Il vostro repertorio include anche autori come Wolf-Ferrari e Ferdinand Ries, come scegliete il repertorio da portare in scena?
Proprio questi due autori che citate sono stati in realtà sottoposti alla nostra attenzione in occasione dell’incisione di due dischi con l’etichetta Brilliant Classics. Dunque, non li abbiamo scelti noi ma sono stati comunque una piacevole scoperta. Nel caso di Ermanno Wolf-Ferrari, infatti, da ormai due anni lo riproponiamo live nei nostri concerti. Nel caso di Ferdinand Ries, invece, abbiamo inciso i quartetti con il flauto; dunque, non c’è stata ancora occasione di riproporli dal vivo.
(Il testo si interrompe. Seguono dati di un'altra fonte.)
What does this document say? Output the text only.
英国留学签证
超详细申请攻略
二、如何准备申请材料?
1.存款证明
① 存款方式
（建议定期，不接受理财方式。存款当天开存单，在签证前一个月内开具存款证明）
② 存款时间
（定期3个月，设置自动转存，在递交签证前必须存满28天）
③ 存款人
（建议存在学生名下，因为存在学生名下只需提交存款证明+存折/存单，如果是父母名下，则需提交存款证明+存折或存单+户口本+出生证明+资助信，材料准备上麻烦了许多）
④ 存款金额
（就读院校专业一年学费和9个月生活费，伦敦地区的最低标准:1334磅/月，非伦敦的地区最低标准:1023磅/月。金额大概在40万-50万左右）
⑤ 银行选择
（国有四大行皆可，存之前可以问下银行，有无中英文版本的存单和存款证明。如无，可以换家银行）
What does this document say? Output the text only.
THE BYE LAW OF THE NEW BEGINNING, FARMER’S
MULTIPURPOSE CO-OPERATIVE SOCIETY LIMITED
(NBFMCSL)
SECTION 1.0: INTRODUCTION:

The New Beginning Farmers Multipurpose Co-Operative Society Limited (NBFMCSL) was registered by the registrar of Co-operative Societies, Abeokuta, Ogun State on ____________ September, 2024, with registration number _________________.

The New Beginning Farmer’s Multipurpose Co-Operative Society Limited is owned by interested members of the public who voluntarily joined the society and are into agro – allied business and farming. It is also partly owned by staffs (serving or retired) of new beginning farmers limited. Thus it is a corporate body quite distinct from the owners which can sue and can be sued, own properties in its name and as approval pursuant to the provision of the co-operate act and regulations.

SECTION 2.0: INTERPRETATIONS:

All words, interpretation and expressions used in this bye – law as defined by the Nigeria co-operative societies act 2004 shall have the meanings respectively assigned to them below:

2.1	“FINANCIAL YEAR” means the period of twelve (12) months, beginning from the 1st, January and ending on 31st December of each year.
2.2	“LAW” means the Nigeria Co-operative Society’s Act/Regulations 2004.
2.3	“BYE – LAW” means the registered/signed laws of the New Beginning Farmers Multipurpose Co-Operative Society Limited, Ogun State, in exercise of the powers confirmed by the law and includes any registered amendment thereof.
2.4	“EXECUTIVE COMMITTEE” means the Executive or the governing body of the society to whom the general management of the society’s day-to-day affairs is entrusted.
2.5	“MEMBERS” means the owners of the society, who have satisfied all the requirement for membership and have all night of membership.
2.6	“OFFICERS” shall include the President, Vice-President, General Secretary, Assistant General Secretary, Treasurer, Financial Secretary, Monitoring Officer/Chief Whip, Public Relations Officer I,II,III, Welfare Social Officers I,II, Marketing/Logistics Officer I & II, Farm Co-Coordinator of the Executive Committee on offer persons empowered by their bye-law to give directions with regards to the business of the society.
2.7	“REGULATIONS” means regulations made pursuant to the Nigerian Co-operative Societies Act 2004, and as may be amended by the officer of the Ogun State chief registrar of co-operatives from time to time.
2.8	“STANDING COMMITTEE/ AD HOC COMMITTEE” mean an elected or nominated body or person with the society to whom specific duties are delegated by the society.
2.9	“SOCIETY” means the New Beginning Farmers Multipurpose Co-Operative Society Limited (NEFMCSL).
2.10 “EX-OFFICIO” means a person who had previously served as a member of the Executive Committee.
Per il resto, è davvero divertente scegliere ogni volta cosa portare sul palco perché il repertorio per trio d’archi è incredibilmente vario, raramente eseguito e interessante. Ci sono pochi brani per questo organico che si conoscono ed è proprio per questo che diventa particolarmente coinvolgente andare a cercare le perle più nascoste di questo repertorio. Il nostro attuale “cavallo di battaglia” è ad esempio un trio per archi del compositore francese Jean Cras che, nonostante sia quasi sconosciuto, riscuote ogni volta molto successo tra gli ascoltatori. Il nostro obiettivo è dunque quello di dare spazio a compositori come lui che davvero meriterebbero una maggiore visibilità, contribuendo contemporaneamente a far conoscere la formazione del trio d’archi a più persone possibili.
C’è un sogno che non avete ancora realizzato come Trio, un palcoscenico o una collaborazione che desiderate particolarmente?
In questo momento uno dei sogni più grandi, più che una collaborazione o uno specifico palcoscenico, è quello di realizzare un CD con un tema specifico e con dei pezzi di repertorio scelti da noi, così da realizzare una fotografia di questo momento, delle nostre scelte musicali e delle sensazioni emotive che stiamo vivendo.
Grazie Trio David per il vostro tempo e complimenti per la vostra passione sul lavoro.